Uma delas é a de Elizabeth Medina Paulino, hoje com 51 anos. Em dezembro de 2003, dois filhos e um sobrinho saíram de casa para uma noite de suposta diversão numa casa de show situada na Rodovia Presidente Dutra, em São João de Meriti. Nenhum dos três voltou.

Acompanhados de um quarto jovem, Bruno, de 20 anos, Rafael, de 18, e Renan, de 13, foram sequestrados na saída do estabelecimento e levados para Duque de Caxias, também na Baixada. Lá, acabariam executados.

A tragédia familiar de Elizabeth ganharia ainda mais uma pitada de crueldade. Num caso que remonta à origem dos grupos de extermínio, que começaram a atuar na região no fim da década de 70, ficou comprovado que policiais militares cometeram o crime. O motivo, segundo as investigações, foi uma infundada acusação de roubo feita à quarta vítima, o soldado do Exército Geraldo Sant’Anna de Azevedo Junior, de 21 anos.

Dos PMs que responderam pela chacina, quatro foram condenados, um morreu e outro foi considerado incapaz após ter diagnosticada doença mental. O último deles, o capitão Ronald Paulo Alves Pereira, único oficial entre os réus, foi considerado impronunciável em janeiro e não irá a júri popular pelo crime.

Tráfico, milícias e extermínio

Para o delegado Pedro Medina, da Divisão de Homicídios da Baixada Fluminense, a cultura de “justiça com as próprias mãos” que se sobressai em sua área de atuação é uma das causas do alto número de mortes. Além disso, nas contas dele, confrontos entre traficantes são responsáveis por 40% dos casos do gênero na região.
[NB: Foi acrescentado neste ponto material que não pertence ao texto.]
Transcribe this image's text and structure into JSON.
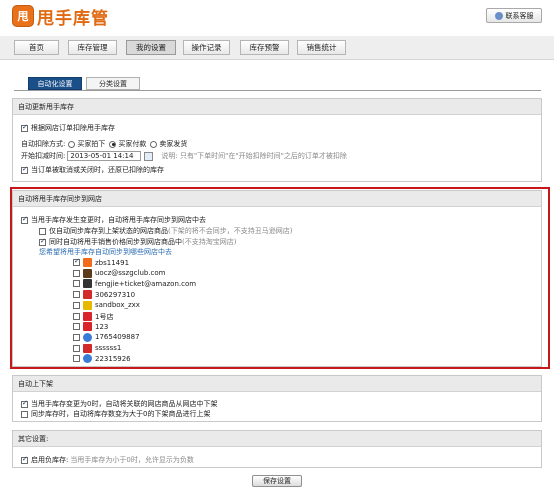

— Existem grupos armados responsáveis por este cenário. Aqui, há tanto tráfico de drogas, quanto milicianos e grupos de extermínio — acrescenta o delegado.
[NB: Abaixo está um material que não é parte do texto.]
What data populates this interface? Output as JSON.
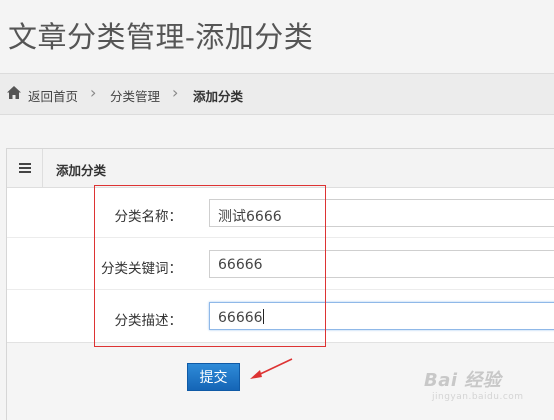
{
  "header": {
    "title": "文章分类管理-添加分类"
  },
  "breadcrumb": {
    "home": "返回首页",
    "category": "分类管理",
    "current": "添加分类"
  },
  "panel": {
    "title": "添加分类"
  },
  "form": {
    "name_label": "分类名称：",
    "name_value": "测试6666",
    "keywords_label": "分类关键词：",
    "keywords_value": "66666",
    "desc_label": "分类描述：",
    "desc_value": "66666",
    "submit_label": "提交"
  },
  "watermark": {
    "text": "Bai 经验",
    "sub": "jingyan.baidu.com"
  },
  "colors": {
    "accent": "#1a6fc4",
    "highlight": "#dd3333"
  }
}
A inauguração da delegacia especializada na Baixada, em fevereiro, é apontada como um fator que pode auxiliar na redução da violência. Em março, afirma Medina, foram 170 homicídios, contra 126 em junho — uma queda de 26%.

— Isso é fundamental para a diminuição dos registros. A impunidade é uma das causas da retenção desta mancha criminal — afirma.

Já a Secretaria de Segurança (Seseg), por nota, afirmou que seu planejamento é para todo o estado do Rio. “Estamos atentos a particularidades e necessidades de cada região”, assegurou o texto.

Sobre a Baixada, a Seseg informou esperar que a presença de companhias destacadas (UPPinhas) em Nova Iguaçu, Meriti, Mesquita e na Mangueirinha, em Caxias, bem como a própria Divisão de Homicídios, contribuam para a redução dos índices de criminalidade. Por fim, prometeu repor efetivo policial na região.

‘Quem fez isso com meus filhos tinha certeza da impunidade’

Entrevista com Elizabeth Paulino, mãe de duas vítimas de chacina na Baixada, 51 anos

Como você avalia a situação da Baixada atualmente, 11 anos após a chacina?

Ainda é a mesma da época do crime. A sensação é de total impunidade e falta de segurança. Andar à noite na região é muito perigoso, todo mundo sabe disso.

O que mudou na sua vida depois do crime?

Eu achava que tinha segurança e confiava na polícia. Pensava que nunca aconteceria o que aconteceu com meus filhos. Agora, evito ao máximo a Dutra, bem como passar por São João de Meriti e Duque de Caxias, principalmente à noite.

Por que essas duas áreas?

Quem fez isso com meus filhos e meu sobrinho tinha certeza da impunidade, porque Caxias e São João sempre foram locais com uma incidência muito alta de casos de violência.

Em que pé está o caso?

Nem todos os culpados foram julgados e condenados. O mandante deste crime, um oficial da PM, foi declarado impronunciável em janeiro último. Vou continuar acompanhando o caso para cobrar justiça.